Glass Sundowner GelCoat to Skin-coat??

Looking for repair suggestions . . .

I just acquired a 1988 Wenonah Sundowner with fiberglass and gel-coat layup as a fixer-upper. It’s definitely seen better days. I needed something to leave at my land for lake canoeing that would paddle nicely and not be likely to be stolen.

Most of my repair has involved drilling out and replacing the many loose rivets, replacing a broken front seat, and sanding, oiling, and re-hanging the yoke. That’s the easy part.

Unfortunately, the get-coat had cracked in several places (non-structural damage) and the previous owner put several large, ugly, and unecessary brown patches onto the white gel-coat. I am trying to decide what to do with these.

Options I had considered:

  1. Leave it as-is.
  2. Sand off the brown and repair with auto body putty and spray paint as recommended by Cliff Jacobson.
  3. Sand off the gel-coat, re-epoxy the outside, and make a skin-coat boat out of it. This would

    shed some extra weight and possibly make this 75lb canoe more useful for wilderness travel.

    What do you all think about this? Especially converting to a skin-coat? Would it be possible to easily remove the gel-coat and make it look nice? What would be the easiest way to remove the gel-coat? How much would this weaken the structure of the canoe? How much weight would this remove?

    All help is appreciated. Thanks!

Leave it

– Last Updated: Nov-18-09 7:26 PM EST –

You're going to find it very difficult to sand the gel coat off an entire boat, and even if you do it's not going to be even in the least. You could easily sand through layers of fiberglass.

Also, epoxy will not weather well. It will probably be flaking off in short order. If you're leaving the boat out on your land, the protection of the gel coat is desirable.

If you like you can do cosmetic repair, but again you're leaving this boat out (and don't want it stolen), so I think as long as it paddles well, leave it alone.

Roll on some porch paint

I rolled epoxy on two ww boats. It stays
on pretty well if you don’t hit things much, but it would not make a good replacement layer for gelcoat. (My boats were never gelcoated, but had gotten fuzzy from wear.) Epoxy is UV sensitive and so would need paint or varnish. Rolling on epoxy and sanding it level is very time consuming.

I recommend that you just remove the ugly patches. The boat won’t look that great, but ugliness is a theft deterrent.

Just yesterday, I repaired one

– Last Updated: Nov-19-09 10:18 AM EST –

using a similar method as your step "2".

It was on a white gel coat hull that had been patched with some sort of ugly (sh-t brown) epoxy-like substance in a bunch of places.
I sanded it down to a very smooth surface, and then used about four coats of automotive white spray paint.
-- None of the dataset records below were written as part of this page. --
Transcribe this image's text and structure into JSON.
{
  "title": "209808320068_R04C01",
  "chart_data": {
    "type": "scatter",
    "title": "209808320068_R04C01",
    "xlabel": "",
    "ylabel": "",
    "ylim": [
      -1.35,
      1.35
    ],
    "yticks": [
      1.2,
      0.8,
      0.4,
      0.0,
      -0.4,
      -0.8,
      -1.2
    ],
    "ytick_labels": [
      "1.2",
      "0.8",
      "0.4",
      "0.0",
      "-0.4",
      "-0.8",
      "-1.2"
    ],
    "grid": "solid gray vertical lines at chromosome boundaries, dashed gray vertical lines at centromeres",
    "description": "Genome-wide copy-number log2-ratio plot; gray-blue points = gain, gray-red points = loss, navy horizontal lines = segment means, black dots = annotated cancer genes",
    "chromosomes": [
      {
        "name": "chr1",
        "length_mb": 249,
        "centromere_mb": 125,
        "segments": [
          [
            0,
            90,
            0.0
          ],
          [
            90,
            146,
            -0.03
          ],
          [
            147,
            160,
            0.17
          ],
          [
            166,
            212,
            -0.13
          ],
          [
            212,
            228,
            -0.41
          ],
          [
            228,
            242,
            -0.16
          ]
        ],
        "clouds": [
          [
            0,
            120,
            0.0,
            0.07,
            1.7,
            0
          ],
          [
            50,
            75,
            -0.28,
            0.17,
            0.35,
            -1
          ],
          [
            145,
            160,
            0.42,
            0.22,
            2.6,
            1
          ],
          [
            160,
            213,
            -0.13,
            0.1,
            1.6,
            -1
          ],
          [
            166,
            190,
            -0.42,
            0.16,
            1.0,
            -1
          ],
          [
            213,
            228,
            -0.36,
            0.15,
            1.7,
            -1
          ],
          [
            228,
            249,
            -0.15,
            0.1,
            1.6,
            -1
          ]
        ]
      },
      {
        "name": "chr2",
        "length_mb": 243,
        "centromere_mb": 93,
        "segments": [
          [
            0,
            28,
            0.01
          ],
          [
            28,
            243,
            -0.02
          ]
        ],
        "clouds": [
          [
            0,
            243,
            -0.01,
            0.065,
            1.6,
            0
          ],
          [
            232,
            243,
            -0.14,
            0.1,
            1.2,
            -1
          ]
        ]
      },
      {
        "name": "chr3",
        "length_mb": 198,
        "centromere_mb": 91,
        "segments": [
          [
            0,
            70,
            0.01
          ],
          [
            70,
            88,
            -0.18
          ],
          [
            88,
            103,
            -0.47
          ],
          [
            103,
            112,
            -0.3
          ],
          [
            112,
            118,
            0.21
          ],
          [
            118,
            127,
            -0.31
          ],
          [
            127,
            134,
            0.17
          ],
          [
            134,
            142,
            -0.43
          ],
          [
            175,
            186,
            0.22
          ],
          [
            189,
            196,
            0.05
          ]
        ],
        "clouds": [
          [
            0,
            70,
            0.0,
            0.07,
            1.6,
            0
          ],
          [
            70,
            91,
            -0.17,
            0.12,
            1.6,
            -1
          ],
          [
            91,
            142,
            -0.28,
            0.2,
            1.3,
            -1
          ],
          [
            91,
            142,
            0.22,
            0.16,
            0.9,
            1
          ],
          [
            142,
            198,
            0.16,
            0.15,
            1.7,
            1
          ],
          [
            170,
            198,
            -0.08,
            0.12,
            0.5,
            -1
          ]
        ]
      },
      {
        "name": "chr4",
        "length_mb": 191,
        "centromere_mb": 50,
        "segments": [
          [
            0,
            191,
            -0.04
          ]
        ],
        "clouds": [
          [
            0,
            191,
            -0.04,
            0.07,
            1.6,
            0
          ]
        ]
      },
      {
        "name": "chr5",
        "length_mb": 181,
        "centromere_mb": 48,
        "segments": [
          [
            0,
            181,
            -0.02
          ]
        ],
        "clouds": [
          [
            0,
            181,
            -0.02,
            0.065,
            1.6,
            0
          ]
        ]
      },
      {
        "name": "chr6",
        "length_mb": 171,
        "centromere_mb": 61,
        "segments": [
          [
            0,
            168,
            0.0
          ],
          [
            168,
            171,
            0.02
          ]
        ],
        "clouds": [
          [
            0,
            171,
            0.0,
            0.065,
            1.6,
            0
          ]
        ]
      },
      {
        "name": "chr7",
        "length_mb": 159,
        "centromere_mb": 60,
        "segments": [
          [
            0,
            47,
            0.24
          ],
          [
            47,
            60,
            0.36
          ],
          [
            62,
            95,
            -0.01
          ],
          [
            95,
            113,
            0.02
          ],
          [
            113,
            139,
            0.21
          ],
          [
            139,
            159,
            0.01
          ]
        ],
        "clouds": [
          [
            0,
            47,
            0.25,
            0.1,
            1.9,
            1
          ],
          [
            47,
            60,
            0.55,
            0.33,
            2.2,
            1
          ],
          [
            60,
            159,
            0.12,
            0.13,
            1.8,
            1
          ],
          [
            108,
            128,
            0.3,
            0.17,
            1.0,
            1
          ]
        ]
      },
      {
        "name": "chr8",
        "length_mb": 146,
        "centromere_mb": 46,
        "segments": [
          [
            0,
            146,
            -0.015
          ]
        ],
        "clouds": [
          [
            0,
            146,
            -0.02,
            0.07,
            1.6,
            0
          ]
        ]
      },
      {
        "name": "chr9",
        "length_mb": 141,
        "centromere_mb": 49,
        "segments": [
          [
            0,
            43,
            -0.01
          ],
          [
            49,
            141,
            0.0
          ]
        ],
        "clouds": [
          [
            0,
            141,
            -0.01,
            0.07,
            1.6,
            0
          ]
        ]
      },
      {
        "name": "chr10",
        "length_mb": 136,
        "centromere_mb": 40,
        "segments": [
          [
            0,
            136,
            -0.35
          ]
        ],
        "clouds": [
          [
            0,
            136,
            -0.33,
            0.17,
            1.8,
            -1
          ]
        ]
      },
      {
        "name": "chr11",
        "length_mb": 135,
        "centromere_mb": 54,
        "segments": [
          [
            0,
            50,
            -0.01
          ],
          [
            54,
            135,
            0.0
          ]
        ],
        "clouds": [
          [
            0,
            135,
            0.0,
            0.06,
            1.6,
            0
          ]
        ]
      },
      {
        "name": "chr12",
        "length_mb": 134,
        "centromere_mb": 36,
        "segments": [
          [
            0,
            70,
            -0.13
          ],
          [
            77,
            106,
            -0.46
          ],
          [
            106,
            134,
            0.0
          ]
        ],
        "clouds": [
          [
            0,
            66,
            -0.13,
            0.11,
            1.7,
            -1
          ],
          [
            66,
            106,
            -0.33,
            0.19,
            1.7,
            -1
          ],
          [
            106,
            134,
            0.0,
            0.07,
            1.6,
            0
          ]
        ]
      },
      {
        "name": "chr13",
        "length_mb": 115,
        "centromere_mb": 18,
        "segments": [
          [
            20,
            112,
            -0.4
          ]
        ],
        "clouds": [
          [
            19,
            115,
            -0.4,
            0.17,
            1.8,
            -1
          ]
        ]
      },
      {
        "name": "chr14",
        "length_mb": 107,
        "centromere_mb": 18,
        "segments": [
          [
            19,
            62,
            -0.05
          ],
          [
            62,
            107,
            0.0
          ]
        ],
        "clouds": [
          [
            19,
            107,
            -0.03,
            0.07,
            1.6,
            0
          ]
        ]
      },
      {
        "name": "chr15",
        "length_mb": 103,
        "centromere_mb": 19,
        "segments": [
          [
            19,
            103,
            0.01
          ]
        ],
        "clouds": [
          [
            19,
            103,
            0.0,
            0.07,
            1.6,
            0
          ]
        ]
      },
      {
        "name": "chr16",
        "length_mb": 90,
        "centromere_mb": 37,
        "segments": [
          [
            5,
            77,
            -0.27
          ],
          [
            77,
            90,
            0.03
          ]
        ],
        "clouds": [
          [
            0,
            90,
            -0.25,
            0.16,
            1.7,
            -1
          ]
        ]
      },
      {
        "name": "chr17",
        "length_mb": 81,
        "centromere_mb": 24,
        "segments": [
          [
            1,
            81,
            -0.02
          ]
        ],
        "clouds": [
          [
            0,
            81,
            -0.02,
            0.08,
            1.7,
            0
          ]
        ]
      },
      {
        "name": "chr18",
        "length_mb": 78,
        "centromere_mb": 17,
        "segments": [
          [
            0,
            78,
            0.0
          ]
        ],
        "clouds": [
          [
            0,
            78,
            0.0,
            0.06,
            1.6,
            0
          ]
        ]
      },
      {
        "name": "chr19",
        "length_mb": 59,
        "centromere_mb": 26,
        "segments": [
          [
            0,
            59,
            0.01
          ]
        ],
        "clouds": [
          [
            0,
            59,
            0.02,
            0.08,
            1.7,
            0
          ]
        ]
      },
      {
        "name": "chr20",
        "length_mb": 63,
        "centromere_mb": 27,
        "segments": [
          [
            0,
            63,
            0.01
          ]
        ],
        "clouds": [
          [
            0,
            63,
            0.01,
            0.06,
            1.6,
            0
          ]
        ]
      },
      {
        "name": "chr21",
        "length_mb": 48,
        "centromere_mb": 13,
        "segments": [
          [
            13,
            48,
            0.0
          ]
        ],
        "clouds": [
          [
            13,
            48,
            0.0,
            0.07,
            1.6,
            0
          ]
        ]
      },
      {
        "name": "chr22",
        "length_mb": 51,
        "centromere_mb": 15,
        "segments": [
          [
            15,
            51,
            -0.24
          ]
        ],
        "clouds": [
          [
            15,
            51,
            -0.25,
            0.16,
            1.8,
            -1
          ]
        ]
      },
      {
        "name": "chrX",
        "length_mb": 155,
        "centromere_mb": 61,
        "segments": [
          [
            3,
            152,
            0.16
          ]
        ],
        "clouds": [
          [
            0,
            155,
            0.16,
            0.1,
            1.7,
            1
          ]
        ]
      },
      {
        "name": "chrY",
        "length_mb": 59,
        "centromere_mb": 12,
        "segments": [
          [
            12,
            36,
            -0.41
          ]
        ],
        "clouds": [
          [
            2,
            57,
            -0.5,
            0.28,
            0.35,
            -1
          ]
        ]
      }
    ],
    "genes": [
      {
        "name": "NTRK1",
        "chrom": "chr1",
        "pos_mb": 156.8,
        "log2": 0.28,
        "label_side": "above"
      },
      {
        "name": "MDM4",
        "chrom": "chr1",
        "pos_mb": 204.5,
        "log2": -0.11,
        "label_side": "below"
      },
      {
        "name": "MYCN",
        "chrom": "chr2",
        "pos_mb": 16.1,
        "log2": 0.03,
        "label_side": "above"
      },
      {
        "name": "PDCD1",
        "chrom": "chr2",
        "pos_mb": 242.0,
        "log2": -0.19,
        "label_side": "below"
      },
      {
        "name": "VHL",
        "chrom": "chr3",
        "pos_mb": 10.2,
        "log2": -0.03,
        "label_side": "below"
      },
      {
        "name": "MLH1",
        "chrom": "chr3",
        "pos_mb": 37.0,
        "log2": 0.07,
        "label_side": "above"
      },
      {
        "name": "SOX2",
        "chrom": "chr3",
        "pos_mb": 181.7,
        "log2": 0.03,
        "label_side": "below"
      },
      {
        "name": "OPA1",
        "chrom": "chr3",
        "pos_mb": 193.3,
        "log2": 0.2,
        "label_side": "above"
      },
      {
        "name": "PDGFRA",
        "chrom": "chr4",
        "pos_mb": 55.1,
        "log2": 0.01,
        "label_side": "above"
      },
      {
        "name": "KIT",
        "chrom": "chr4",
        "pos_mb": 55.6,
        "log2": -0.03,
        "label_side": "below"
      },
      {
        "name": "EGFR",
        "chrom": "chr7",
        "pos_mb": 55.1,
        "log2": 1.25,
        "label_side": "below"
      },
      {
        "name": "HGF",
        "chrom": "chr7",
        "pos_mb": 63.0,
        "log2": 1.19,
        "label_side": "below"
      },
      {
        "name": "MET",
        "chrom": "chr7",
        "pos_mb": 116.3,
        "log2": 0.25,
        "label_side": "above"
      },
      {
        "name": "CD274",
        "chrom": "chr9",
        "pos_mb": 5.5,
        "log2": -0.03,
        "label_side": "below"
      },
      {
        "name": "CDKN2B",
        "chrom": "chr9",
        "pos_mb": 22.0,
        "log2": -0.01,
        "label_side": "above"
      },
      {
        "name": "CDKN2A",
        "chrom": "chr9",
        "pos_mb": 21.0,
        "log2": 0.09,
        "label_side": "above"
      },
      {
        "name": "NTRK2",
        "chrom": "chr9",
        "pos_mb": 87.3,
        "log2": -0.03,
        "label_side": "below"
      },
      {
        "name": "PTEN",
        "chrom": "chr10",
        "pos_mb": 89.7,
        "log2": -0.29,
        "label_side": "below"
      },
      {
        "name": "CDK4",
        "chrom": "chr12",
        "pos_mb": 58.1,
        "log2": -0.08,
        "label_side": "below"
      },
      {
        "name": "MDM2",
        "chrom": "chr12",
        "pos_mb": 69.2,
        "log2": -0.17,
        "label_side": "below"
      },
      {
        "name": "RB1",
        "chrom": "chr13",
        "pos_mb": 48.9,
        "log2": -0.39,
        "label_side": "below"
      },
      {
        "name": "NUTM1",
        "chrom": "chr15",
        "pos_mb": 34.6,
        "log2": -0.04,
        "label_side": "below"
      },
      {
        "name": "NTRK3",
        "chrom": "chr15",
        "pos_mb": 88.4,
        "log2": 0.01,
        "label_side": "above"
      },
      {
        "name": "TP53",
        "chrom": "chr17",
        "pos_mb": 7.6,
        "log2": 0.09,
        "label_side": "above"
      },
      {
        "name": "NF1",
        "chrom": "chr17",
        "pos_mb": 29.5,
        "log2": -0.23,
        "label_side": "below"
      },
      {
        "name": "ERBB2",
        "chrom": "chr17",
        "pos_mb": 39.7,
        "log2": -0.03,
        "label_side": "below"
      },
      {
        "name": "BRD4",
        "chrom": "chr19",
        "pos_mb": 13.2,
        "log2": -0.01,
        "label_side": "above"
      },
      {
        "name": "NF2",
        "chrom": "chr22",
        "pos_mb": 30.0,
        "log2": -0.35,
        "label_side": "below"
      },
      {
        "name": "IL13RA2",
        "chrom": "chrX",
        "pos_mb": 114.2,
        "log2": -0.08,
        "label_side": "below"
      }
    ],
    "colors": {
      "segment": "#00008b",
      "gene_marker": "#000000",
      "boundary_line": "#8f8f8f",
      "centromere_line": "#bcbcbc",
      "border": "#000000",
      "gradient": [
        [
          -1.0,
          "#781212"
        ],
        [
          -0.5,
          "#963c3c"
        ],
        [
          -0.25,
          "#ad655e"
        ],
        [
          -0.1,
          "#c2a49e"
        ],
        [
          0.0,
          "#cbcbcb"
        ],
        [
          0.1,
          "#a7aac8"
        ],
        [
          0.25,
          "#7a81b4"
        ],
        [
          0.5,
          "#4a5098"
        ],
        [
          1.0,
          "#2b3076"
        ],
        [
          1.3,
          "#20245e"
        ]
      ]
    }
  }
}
About four years ago, I dropped my QCC off the roof of my truck when I was unloading it, and punched a few holes in the bow, right through the white gel coat, and the above method was described to me by the late "Phil" from QCC, but where the gel coat was off, he recommended using two part epoxy as a filler/finisher and then the white spray paint over that. In the places that are on the very bottom of the hull, the paint my wear off if you scrape it over sand, but you can just re-paint it as required.
On other places it has stayed on perfectly.

If you do use this method. After applying the epoxy, tape a piece of plastic, (like as used in overhead projectors - or equal) over the it, and the next day it will peel right off, and the epoxy is as smooth as a babys butt and requires no sanding.


I second Cliff’s suggestion…

Re-do the patches ?

– Last Updated: Nov-19-09 2:43 PM EST –

If they were slapped on as it sounds I would be there was little to no prep work prior so the 'patches' will probably flake right off with a razor blade allowing you to start over.

Guys, UV stable epoxys have been out for years now.

Edit, Forgot ... Sanding off then applying epoxy will be an excercise in frustration, ruin the boat and it will be heavier. don't believe it , try it : ) ... You would be better off simply wetsanding and buffing ... The boat would be marginally lighter and look great.

Trouble is, Pat , we don’t know which
epoxies are UV stable. When last I read, West was still recommending something be painted over their epoxy to exclude UV.